Tutorial presented by Dr Owen Seddon, Consultant in Infectious Diseases and Microbiology
When considering a patient’s recovery, the COVID-19 throat swab should not be used to confirm a patient’s recovery because the test can remain positive for up to 120-days following initial infection. Determining whether a patient is non-infectious should not be guided by a COVID-19 throat swab.
Real world transmission of COVID-19, as seen via contact tracing, can be used to guide when a patient is ‘non-infectious’. Most onward transmission of COVID-19 happens just before or just after symptoms develop, during the first 48 hours. Infectiousness then diminishes over time, and after one week the risk of transmission is considerably reduced.

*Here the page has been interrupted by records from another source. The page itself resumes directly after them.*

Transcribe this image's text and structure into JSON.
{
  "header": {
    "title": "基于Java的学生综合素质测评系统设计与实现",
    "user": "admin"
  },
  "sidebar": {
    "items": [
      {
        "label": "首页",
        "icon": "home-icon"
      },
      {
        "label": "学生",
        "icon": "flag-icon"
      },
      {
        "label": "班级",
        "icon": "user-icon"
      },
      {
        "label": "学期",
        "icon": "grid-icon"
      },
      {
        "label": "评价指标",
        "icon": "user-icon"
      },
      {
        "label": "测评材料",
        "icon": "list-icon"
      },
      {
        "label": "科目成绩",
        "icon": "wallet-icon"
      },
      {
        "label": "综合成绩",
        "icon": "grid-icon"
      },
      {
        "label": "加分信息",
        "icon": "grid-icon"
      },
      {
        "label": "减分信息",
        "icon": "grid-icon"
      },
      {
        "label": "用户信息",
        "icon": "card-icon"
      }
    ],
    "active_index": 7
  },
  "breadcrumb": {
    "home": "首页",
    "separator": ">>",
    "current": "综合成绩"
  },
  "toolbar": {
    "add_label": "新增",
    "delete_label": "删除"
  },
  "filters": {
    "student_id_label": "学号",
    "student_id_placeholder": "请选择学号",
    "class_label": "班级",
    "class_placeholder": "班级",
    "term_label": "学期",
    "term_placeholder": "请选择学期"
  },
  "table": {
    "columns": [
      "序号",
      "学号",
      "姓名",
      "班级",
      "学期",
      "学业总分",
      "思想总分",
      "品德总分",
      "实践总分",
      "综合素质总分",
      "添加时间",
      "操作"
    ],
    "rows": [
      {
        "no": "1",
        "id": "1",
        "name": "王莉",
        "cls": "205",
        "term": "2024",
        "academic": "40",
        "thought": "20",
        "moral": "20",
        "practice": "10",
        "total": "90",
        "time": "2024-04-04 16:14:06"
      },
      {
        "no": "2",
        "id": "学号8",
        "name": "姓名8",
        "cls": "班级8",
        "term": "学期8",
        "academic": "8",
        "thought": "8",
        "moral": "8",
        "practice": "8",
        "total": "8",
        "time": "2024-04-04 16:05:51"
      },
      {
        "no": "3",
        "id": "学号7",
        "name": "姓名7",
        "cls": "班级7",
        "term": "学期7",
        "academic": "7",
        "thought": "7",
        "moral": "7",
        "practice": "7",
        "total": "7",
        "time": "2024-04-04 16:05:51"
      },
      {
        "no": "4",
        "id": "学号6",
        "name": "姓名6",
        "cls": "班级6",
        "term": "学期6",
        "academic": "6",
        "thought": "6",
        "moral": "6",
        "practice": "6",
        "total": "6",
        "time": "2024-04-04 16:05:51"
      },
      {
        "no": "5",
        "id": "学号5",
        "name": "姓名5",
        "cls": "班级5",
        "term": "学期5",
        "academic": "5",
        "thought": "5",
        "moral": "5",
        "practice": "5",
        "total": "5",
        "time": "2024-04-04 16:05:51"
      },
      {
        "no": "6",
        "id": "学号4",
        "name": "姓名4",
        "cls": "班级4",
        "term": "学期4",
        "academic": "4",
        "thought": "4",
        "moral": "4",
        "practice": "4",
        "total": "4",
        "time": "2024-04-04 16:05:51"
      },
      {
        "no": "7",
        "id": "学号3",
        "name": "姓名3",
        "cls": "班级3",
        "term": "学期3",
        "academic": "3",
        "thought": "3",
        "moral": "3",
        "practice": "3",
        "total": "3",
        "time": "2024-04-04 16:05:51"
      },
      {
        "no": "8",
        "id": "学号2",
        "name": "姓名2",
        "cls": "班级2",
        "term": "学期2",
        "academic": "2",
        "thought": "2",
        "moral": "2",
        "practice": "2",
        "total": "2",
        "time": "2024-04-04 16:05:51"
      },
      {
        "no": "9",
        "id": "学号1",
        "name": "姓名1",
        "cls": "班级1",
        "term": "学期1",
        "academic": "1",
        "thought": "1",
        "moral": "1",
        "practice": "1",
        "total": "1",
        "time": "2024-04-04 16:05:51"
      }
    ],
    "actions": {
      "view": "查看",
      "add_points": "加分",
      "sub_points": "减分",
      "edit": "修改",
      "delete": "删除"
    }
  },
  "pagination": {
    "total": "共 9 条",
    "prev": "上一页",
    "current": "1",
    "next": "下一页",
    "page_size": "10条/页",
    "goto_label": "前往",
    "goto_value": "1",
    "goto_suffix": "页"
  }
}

Viral culture is an alternative test to check for viable, infectious virus. In patients with mild infection, the presence of infectious virus has gone by day 10 of infection. For patients with moderate or severe COVID-19, the presence of infectious virus remains for up to 20 days.
To determine when a patient can be discharged from hospital, regardless of test status, the patient should be clinically recovered AND at least 20-days post infection.
Asymptomatic screening programmes are being used in the community for groups such as care home staff and healthcare teams. If someone has had COVID-19, they are likely to test positive for up to 90-days post infection and should therefore be excluded from these screening programmes.
Reinfection with COVID-19 is rare but may occur within 90-days of the original infection, and therefore it is important to differentiate between a patient who is recovering from COVID-19 and a patient who has been reinfected with COVID-19. The clinical assessment of the patient is important, a negative COVID throat swab will help rule out a reinfection, but a positive throat swab cannot not confirm reinfection. Use of more complicated sequencing tests might be necessary to compare the new infection with the original infection.